Zettelkasten Forum


Simple summary of Zettelkasten?

I'm most of the way through the SmartNotes book. The concept makes a great deal of overall sense. It encapsulates some of what I've been trying to achieve with MindMapping tools for years. The problem the book obscures the mechanics and what matters. I appreciate the value of order notes were written in and also the value of link/backlinks. However, I can't tell for certain what else matters.

Is there a short(ish) summary in English? Bonus points if someone has a pointer to example/sample implementations. Like many other humans, I learn well from examples.

Thanks
Mark

Comments

  • I'd say, in a similar manner to GTD, the mechanics don't matter near as much as the method. Learning the concepts and ideas means any mechanics can be used ultimately.

    As far as a summary, I've been thinking about how I could explain this to my family during the holiday in the US. The closest I could come up with is this:

    Everyone takes notes. This system isn't really any different than that, except for the details. The notes you take, need to be in your own voice, as complete thoughts. Imagine writing them as tweets or short messages to a friend. Then, give each individual note a unique ID, that you then use to link all the different notes you have together. The real value comes in those connections. The "atomicity" (that complete thought in your own voice) of the notes means they can stand on their own when linked, so they make more sense overall.

    Much after that comes down to preference and features/limits of the system used to implement this. Paper leads to the Luhmann style IDs, digital seems better suited for Date/Time combos, with linking notes used to show a specific order of notes that the Luhmann style IDs had built in.

  • @mlevison

    What are the criteria of being simple?

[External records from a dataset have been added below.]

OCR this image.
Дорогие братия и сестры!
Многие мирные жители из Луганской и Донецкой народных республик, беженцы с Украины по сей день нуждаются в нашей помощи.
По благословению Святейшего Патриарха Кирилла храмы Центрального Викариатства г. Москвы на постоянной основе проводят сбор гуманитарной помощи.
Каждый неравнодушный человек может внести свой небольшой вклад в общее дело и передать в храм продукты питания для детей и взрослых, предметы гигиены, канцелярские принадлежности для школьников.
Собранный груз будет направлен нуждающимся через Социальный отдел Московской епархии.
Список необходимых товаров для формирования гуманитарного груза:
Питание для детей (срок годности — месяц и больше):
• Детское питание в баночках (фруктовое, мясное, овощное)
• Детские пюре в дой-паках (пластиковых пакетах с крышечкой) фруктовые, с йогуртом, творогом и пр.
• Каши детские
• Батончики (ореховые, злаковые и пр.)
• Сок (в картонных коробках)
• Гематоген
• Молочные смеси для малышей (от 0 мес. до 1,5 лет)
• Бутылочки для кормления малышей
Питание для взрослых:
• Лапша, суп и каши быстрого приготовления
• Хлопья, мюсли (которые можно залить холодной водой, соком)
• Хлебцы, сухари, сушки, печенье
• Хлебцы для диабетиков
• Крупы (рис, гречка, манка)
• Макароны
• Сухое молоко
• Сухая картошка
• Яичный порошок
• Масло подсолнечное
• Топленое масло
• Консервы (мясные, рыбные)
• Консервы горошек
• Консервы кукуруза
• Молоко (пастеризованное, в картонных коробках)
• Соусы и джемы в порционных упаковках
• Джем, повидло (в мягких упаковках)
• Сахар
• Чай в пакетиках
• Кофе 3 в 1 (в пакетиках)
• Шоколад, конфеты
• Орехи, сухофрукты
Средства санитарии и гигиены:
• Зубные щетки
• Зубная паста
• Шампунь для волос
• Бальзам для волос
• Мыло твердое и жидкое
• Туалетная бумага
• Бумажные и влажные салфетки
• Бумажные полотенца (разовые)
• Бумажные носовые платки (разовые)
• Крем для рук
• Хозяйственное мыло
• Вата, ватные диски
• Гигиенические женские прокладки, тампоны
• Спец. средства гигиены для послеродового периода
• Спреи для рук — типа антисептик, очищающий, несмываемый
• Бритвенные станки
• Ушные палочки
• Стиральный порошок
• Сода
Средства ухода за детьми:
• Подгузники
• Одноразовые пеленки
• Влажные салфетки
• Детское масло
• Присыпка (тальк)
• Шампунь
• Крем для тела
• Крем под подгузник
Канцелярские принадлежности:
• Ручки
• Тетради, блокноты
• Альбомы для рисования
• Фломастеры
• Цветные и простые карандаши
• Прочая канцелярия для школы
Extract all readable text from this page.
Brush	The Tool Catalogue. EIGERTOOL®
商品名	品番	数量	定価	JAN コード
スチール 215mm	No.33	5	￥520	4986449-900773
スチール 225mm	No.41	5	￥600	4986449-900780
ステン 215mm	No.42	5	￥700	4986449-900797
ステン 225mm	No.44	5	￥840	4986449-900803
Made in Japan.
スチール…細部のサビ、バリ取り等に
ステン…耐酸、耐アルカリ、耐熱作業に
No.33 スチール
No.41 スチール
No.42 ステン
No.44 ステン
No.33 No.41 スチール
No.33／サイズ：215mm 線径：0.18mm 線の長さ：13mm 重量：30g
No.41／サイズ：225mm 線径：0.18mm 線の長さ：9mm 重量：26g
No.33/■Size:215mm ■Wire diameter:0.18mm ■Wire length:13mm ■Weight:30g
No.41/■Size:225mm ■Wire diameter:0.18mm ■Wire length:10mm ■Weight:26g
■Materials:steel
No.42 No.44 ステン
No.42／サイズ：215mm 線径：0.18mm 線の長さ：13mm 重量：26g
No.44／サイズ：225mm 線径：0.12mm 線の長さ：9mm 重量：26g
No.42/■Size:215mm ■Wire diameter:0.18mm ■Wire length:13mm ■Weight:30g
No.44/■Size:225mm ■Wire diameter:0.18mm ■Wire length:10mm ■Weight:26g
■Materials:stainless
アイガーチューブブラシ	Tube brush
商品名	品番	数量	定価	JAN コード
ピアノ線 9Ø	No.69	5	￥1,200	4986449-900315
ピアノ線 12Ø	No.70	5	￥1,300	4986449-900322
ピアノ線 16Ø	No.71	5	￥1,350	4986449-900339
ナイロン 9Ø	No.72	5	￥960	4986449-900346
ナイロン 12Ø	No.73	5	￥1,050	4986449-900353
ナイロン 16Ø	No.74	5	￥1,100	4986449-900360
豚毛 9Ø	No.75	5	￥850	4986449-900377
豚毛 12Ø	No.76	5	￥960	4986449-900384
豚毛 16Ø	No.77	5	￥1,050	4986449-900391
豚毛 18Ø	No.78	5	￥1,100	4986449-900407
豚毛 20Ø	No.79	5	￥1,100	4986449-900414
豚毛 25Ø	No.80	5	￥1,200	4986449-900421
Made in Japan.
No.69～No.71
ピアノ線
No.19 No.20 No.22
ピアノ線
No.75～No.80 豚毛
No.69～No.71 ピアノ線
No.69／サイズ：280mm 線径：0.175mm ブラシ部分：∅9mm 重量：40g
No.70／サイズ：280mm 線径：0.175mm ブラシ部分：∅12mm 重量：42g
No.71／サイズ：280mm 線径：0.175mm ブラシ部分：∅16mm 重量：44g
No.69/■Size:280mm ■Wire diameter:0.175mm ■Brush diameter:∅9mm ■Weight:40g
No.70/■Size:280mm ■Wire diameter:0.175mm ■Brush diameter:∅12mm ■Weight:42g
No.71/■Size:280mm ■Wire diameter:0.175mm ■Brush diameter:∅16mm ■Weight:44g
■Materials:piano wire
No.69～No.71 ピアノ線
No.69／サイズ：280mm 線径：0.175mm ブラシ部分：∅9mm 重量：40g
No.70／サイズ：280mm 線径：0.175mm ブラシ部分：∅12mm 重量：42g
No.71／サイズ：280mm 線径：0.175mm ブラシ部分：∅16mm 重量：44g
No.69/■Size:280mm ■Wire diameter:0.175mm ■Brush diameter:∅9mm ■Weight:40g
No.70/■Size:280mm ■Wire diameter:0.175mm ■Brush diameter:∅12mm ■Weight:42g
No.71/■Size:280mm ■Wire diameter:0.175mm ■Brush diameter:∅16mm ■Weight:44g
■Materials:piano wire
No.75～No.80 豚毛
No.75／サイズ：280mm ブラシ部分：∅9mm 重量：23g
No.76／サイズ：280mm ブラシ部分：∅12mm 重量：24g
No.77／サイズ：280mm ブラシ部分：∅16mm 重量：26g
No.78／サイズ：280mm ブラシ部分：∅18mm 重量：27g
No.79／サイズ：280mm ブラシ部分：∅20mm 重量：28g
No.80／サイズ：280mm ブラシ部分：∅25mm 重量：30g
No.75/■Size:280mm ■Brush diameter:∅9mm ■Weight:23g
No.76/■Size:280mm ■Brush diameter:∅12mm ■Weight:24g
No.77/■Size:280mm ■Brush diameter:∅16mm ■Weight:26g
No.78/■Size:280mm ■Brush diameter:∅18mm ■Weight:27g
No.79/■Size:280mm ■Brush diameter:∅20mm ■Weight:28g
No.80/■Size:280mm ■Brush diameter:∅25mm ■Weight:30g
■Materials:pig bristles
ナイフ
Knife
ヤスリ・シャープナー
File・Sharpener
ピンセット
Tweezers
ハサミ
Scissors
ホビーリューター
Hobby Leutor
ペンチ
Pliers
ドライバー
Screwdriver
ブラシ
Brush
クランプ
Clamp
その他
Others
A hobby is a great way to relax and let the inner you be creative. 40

  • @mlevison Re: Example implementation: Ages ago, I began to work on a project in the open with Evernote so everyone could see the progress. I since exported the notes to plain text and moved everything over to a public text file repository. Links are all here: https://zettelkasten.de/posts/evernote-project-progress-invitation/

    Author at Zettelkasten.de • https://christiantietze.de/

  • @mlevison said:
    Is there a short(ish) summary in English? Bonus points if someone has a pointer to example/sample implementations. Like many other humans, I learn well from examples.

    I'm not at all certain if this is what you are asking, so forgive me if not, because if not this is likely to come off as snarky. But, I'm currently working on a ZK101 article, and here is what may be a relevant quote from it:

    The basic concepts of Zettelkasten are as follows:

    • You have a series of text files
    • each text file has an idea or ideas written in it
    • each text file has a unique identifier, kept in a way that is software-agnostic
    • you use these unique identifiers to create links between ideas that are connected

    That's it. That's the whole thing. Everything else is implementation.

  • @mediapathic I think that the software agnosticism is part of the implementation. :smile:

  • @all - you're kind to respond so quickly. My original request was from a tired brain and consequently poorly framed.

    After reading the book (SmartNotes) I can't tell what is in scope. I was looking for a list of mechanical what I would try to achieve.

    @mediapathic has made a start. (Thanks):

    • You have a series of text files
    • each text file has an idea or ideas written in it
    • each text file has a unique identifier, kept in a way that is software-agnostic
    • you use these unique identifiers to create links between ideas that are connected

    That's it. That's the whole thing. Everything else is implementation.

    In the book Sonke Arens makes comment that if your slipbox is just interlinked notes then its just a personal wiki without the benefit of crowdsourcing. That made think that other aspects had to matter.

    What else matters? The book seems to think that the order the notes were created in matters as a form of implied linkage. (Is that true in practice?) The book also frequently mentions each forward link, implying a link back from the recipient note. Is this important?